I'll always, always wish we could have had more time together. I wish....
My precious one, my child, my love....I miss you. I love you.
Love,
Mommy
On Fathers Day
Dear Molly.
Today is Father’s Day. My heart is so heavy with sadness because I cannot be the kind of father I wanted to be for you. I wanted to be the father that held you, nurtured you, and helped you grow. I wanted to console you when you cried. Instead, the only sound I have from you is the beat of your little heart on the ultrasound. Seeing you alive inside your mother brought tears to my eyes. I was so amazed that your mother and I created you. I was excited about what you would become and how you would carry the spirit of your mother and me into the future. I’m so sad that your life was so short. Father’s can be so very proud of their children and I am no exception. I only wish that I could be proud for the same reasons as other fathers. Proud because they did well in school, or could sing or dance, or bring joy into the hearts of others. These are all things that I believe you were capable of, things that would make this world a better place because you were in it. Sweet Molly, you never got the chance to do these things. For that I am truly sorry. I may never understand why things turned out the way they did. But I know in my heart that I love you unconditionally. Just like the other good Dad’s do. When I think about the others in my life that I have a strong love for, your mother, your grandparents, our cat, I can easily think of the reasons why. The things I adore and am grateful for. But for you sweet Molly, our time together was so brief, so short. It is hard to describe why I love you beyond the fact that you are my own flesh and blood. The other things that make you, YOU never got a chance to be developed, to be appreciated. You and I were cheated out of a life together, and for that I feel both angry and very sad. I have never felt sadness the way I do now.

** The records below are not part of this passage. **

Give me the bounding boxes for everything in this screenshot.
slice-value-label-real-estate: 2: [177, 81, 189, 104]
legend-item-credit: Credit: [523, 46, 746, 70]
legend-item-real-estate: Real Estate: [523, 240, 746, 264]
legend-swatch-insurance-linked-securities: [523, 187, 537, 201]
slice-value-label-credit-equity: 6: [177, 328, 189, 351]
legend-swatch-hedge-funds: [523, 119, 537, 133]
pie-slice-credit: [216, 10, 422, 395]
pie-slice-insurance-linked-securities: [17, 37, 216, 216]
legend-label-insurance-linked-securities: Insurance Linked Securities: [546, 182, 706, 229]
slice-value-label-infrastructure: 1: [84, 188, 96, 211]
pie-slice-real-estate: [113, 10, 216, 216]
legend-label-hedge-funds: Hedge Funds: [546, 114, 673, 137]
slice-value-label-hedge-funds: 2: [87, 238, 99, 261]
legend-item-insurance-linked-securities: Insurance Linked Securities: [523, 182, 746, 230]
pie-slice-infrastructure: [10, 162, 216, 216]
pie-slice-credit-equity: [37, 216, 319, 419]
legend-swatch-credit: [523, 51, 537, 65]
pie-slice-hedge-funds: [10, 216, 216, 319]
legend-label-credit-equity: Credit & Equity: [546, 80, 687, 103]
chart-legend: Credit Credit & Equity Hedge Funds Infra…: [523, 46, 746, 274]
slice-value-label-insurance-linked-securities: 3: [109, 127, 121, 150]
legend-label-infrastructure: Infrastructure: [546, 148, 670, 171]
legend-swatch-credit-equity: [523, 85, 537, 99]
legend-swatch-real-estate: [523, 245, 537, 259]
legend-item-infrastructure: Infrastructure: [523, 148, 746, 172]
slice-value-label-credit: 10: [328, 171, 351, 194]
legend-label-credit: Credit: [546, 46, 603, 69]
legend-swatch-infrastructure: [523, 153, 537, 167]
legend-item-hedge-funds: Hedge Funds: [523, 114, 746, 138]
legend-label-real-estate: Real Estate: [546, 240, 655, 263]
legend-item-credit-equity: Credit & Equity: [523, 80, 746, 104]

I have cried a lifetime’s worth of tears since you left us. I miss you and I want you to have your time in this world so badly little girl. I am your Father. I always will be. I love you little Molly.
To always be remembered as Precious Molly
From the moment I heard that your mom and dad were expecting, I was so excited for the three of you, for I knew your life would be filled with love, laughter, and adventures.
See I have known your dad for a while now--he has been my husband's friend
since they were little boys. When I met Scott my daughter was about 4 years old and I remember how he played with her and made her feel special. And it made me feel great too, to know that he was so accepting of her and someday he would make a great dad. And to this day, she has high admiration for your dad and mom too, as do I!
I always knew that Scott would find his perfect soul mate in life, and he did, with your beautiful mom. And I knew instantly when I met your mom that they would someday make wonderful parents. They have such a strong bond and are so very caring and loving that I knew you would have a wonderful life.
I am sad that your life with us here was so brief, for I would have liked to have held you as a baby, got to watch you grow as a toddler, and see you grow into a wonderful young lady. But I know that you are our Molly angel who is looking
down upon us and one day I hope to meet you in heaven.
You will always hold a special place in my heart Molly and will never be forgotten.